The challenge with real-time data

  1. Real-time data comes in many shapes, from many sources - what your users are clicking on shows up as clickstream data in JSON format via Kafka or Segment, what your users are buying shows shows up in a table in your transactional database, what that user demographic looks like comes in XML format from a third-party source like Nielsen and lives in your data lake.
  2. Developers need to test and iterate on new features - Your product roadmap is constantly evolving based on what your users need, and your developers want to personalize, experiment and A/B test quickly. This means new data schemas, new sources and new types of queries pop up every few days. In the world of batch analytics and BI dashboards you knew exactly what data you needed and what type of questions your business was asking - which gave you the luxury of setting up all sorts of pipelines to format the data exactly as needed, create materialized views, optimize the queries. Using that same familiar approach as you go from batch analytics to real-time applications is a failure mode.

Modern real-time analytics and applications

So what does it look like when real-time analytics is used for serving applications and not just dashboards? Gartner defines Continuous intelligence as a design pattern in which real-time analytics are integrated into business operations, processing current and historical data to prescribe actions in response to business moments and other events. Analysts predict that by 2025 more than 30% of data will be real-time in nature, and by 2022, more than half of major new business systems will incorporate continuous intelligence that uses real-time context data to improve decisions.

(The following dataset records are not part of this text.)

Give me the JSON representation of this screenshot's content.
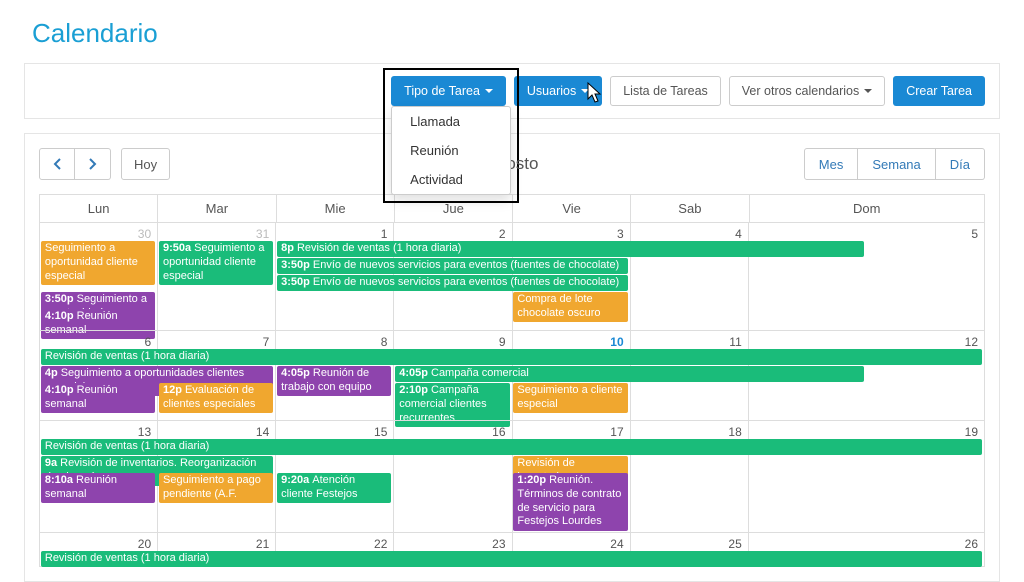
{
  "pageTitle": "Calendario",
  "toolbar": {
    "tipoTarea": "Tipo de Tarea",
    "usuarios": "Usuarios",
    "listaTareas": "Lista de Tareas",
    "verOtros": "Ver otros calendarios",
    "crearTarea": "Crear Tarea"
  },
  "dropdown": {
    "items": [
      "Llamada",
      "Reunión",
      "Actividad"
    ]
  },
  "nav": {
    "today": "Hoy",
    "monthLabel": "Agosto",
    "views": [
      "Mes",
      "Semana",
      "Día"
    ]
  },
  "dow": [
    "Lun",
    "Mar",
    "Mie",
    "Jue",
    "Vie",
    "Sab",
    "Dom"
  ],
  "weeks": [
    {
      "days": [
        {
          "n": 30,
          "other": true
        },
        {
          "n": 31,
          "other": true
        },
        {
          "n": 1
        },
        {
          "n": 2
        },
        {
          "n": 3
        },
        {
          "n": 4
        },
        {
          "n": 5
        }
      ]
    },
    {
      "days": [
        {
          "n": 6
        },
        {
          "n": 7
        },
        {
          "n": 8
        },
        {
          "n": 9
        },
        {
          "n": 10,
          "today": true
        },
        {
          "n": 11
        },
        {
          "n": 12
        }
      ]
    },
    {
      "days": [
        {
          "n": 13
        },
        {
          "n": 14
        },
        {
          "n": 15
        },
        {
          "n": 16
        },
        {
          "n": 17
        },
        {
          "n": 18
        },
        {
          "n": 19
        }
      ]
    },
    {
      "days": [
        {
          "n": 20
        },
        {
          "n": 21
        },
        {
          "n": 22
        },
        {
          "n": 23
        },
        {
          "n": 24
        },
        {
          "n": 25
        },
        {
          "n": 26
        }
      ]
    }
  ],
  "events": {
    "w0": [
      {
        "c": "orange",
        "row": 0,
        "col": 0,
        "span": 1,
        "text": "Seguimiento a oportunidad cliente especial",
        "h": 3
      },
      {
        "c": "green",
        "row": 0,
        "col": 1,
        "span": 1,
        "time": "9:50a",
        "text": "Seguimiento a oportunidad cliente especial",
        "h": 3
      },
      {
        "c": "green",
        "row": 0,
        "col": 2,
        "span": 5,
        "time": "8p",
        "text": "Revisión de ventas (1 hora diaria)"
      },
      {
        "c": "green",
        "row": 1,
        "col": 2,
        "span": 3,
        "time": "3:50p",
        "text": "Envío de nuevos servicios para eventos (fuentes de chocolate)"
      },
      {
        "c": "green",
        "row": 2,
        "col": 2,
        "span": 3,
        "time": "3:50p",
        "text": "Envío de nuevos servicios para eventos (fuentes de chocolate)"
      },
      {
        "c": "orange",
        "row": 3,
        "col": 4,
        "span": 1,
        "text": "Compra de lote chocolate oscuro",
        "h": 2
      },
      {
        "c": "purple",
        "row": 3,
        "col": 0,
        "span": 1,
        "time": "3:50p",
        "text": "Seguimiento a oportunidades"
      },
      {
        "c": "purple",
        "row": 4,
        "col": 0,
        "span": 1,
        "time": "4:10p",
        "text": "Reunión semanal"
      }
    ],
    "w1": [
      {
        "c": "green",
        "row": 0,
        "col": 0,
        "span": 7,
        "text": "Revisión de ventas (1 hora diaria)"
      },
      {
        "c": "purple",
        "row": 1,
        "col": 0,
        "span": 2,
        "time": "4p",
        "text": "Seguimiento a oportunidades clientes especiales"
      },
      {
        "c": "purple",
        "row": 1,
        "col": 2,
        "span": 1,
        "time": "4:05p",
        "text": "Reunión de trabajo con equipo",
        "h": 2
      },
      {
        "c": "green",
        "row": 1,
        "col": 3,
        "span": 4,
        "time": "4:05p",
        "text": "Campaña comercial"
      },
      {
        "c": "purple",
        "row": 2,
        "col": 0,
        "span": 1,
        "time": "4:10p",
        "text": "Reunión semanal"
      },
      {
        "c": "orange",
        "row": 2,
        "col": 1,
        "span": 1,
        "time": "12p",
        "text": "Evaluación de clientes especiales",
        "h": 2
      },
      {
        "c": "green",
        "row": 2,
        "col": 3,
        "span": 1,
        "time": "2:10p",
        "text": "Campaña comercial clientes recurrentes",
        "h": 3
      },
      {
        "c": "orange",
        "row": 2,
        "col": 4,
        "span": 1,
        "text": "Seguimiento a cliente especial",
        "h": 2
      }
    ],
    "w2": [
      {
        "c": "green",
        "row": 0,
        "col": 0,
        "span": 7,
        "text": "Revisión de ventas (1 hora diaria)"
      },
      {
        "c": "green",
        "row": 1,
        "col": 0,
        "span": 2,
        "time": "9a",
        "text": "Revisión de inventarios. Reorganización de almacén"
      },
      {
        "c": "orange",
        "row": 1,
        "col": 4,
        "span": 1,
        "text": "Revisión de inventario"
      },
      {
        "c": "purple",
        "row": 2,
        "col": 0,
        "span": 1,
        "time": "8:10a",
        "text": "Reunión semanal"
      },
      {
        "c": "orange",
        "row": 2,
        "col": 1,
        "span": 1,
        "text": "Seguimiento a pago pendiente (A.F. Lourdes)",
        "h": 2
      },
      {
        "c": "green",
        "row": 2,
        "col": 2,
        "span": 1,
        "time": "9:20a",
        "text": "Atención cliente Festejos Lourdes",
        "h": 2
      },
      {
        "c": "purple",
        "row": 2,
        "col": 4,
        "span": 1,
        "time": "1:20p",
        "text": "Reunión. Términos de contrato de servicio para Festejos Lourdes",
        "h": 4
      }
    ],
    "w3": [
      {
        "c": "green",
        "row": 0,
        "col": 0,
        "span": 7,
        "text": "Revisión de ventas (1 hora diaria)"
      }
    ]
  }
}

This means the lines between real-time analytics and real-time analytical applications are now blurring. Live dashboards that alert humans to take actions and online applications that automatically trigger the right actions are both in the realm of real-time analytics. When you are evaluating your real-time analytics solutions, look at not just price-performance but also flexibility to handle new data formats and new types of queries so that you are future-roadmap-proof. To foster real-time innovation, the key is to ensure that your developers are only bottlenecked on their own creativity and not on what their real-time data architecture can do.